Pocos detalles condicionan tanto el coste real de instalar una wallbox en casa como la decisión de ampliar la potencia contratada o no hacerlo. El Limitador de Corriente Programable es la tecnología que ha hecho viable la segunda opción en la mayoría de viviendas españolas, evitando un sobrecoste anual significativo en la factura de electricidad y trasladando la inversión a un módulo adicional que se amortiza en uno o dos años. Repasamos cómo funciona, cuándo conviene y qué coste real tiene en 2026.

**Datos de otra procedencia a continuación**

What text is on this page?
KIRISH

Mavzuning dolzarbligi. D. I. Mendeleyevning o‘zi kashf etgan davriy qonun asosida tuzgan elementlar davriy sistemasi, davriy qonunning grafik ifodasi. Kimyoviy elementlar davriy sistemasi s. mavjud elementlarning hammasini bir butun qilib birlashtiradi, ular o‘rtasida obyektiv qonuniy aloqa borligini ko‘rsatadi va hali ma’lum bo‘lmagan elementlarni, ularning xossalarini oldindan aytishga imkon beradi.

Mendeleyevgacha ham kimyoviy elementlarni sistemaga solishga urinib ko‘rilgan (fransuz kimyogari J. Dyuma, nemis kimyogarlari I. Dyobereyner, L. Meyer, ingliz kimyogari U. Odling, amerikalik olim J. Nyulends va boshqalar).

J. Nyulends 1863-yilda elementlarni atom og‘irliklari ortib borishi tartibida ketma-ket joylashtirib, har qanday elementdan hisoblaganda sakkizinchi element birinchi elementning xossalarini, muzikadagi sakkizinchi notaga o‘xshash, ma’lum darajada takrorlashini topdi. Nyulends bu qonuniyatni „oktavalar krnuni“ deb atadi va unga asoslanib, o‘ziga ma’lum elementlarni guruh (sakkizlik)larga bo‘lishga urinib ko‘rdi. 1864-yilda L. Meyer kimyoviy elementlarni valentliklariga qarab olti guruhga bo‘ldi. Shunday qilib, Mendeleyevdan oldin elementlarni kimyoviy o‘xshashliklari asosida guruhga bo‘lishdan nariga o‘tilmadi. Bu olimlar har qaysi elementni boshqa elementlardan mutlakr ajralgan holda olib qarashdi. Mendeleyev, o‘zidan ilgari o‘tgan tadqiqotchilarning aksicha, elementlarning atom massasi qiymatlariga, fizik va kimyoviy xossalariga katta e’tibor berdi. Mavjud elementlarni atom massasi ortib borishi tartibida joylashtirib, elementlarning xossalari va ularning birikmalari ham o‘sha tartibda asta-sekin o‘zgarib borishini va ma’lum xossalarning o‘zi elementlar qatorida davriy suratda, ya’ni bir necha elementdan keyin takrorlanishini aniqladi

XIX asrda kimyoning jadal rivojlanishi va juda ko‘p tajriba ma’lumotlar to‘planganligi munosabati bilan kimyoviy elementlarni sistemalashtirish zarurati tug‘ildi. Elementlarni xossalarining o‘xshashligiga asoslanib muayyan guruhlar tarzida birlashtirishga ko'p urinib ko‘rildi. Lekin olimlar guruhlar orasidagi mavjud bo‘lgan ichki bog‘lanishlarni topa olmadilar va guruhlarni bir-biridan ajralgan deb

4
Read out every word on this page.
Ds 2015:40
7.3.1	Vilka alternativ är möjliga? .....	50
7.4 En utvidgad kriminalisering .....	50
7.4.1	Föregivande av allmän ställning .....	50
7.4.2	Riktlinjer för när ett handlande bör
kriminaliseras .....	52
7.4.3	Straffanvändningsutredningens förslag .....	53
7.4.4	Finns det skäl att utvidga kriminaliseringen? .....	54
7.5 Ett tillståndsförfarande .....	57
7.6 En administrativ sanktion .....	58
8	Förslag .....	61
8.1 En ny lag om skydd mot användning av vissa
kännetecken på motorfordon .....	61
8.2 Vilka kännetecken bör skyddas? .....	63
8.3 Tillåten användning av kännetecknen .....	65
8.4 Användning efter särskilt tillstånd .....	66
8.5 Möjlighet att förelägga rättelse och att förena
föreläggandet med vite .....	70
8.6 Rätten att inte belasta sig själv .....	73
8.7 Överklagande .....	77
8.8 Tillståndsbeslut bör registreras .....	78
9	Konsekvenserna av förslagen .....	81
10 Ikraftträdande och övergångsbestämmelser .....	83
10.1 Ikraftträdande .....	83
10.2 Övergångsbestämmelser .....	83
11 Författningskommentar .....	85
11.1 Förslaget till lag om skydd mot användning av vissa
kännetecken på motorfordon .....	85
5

Actualizado 2026-07-08 · Cristian Corrales, editor

El problema que resuelve el LCP

Una wallbox doméstica habitual tiene potencia nominal de carga de 7,4 kW en monofásico estándar a 32 A. Una vivienda media española tiene potencia contratada de 4,6 kW correspondientes a 20 A en monofásico, suficiente para el uso eléctrico habitual de electrodomésticos, iluminación, calefacción eléctrica auxiliar y aire acondicionado. Cuando se conecta una wallbox cargando a potencia plena, el consumo combinado de la vivienda y de la carga supera con facilidad la potencia contratada y activa el corte del Interruptor de Control de Potencia (ICP).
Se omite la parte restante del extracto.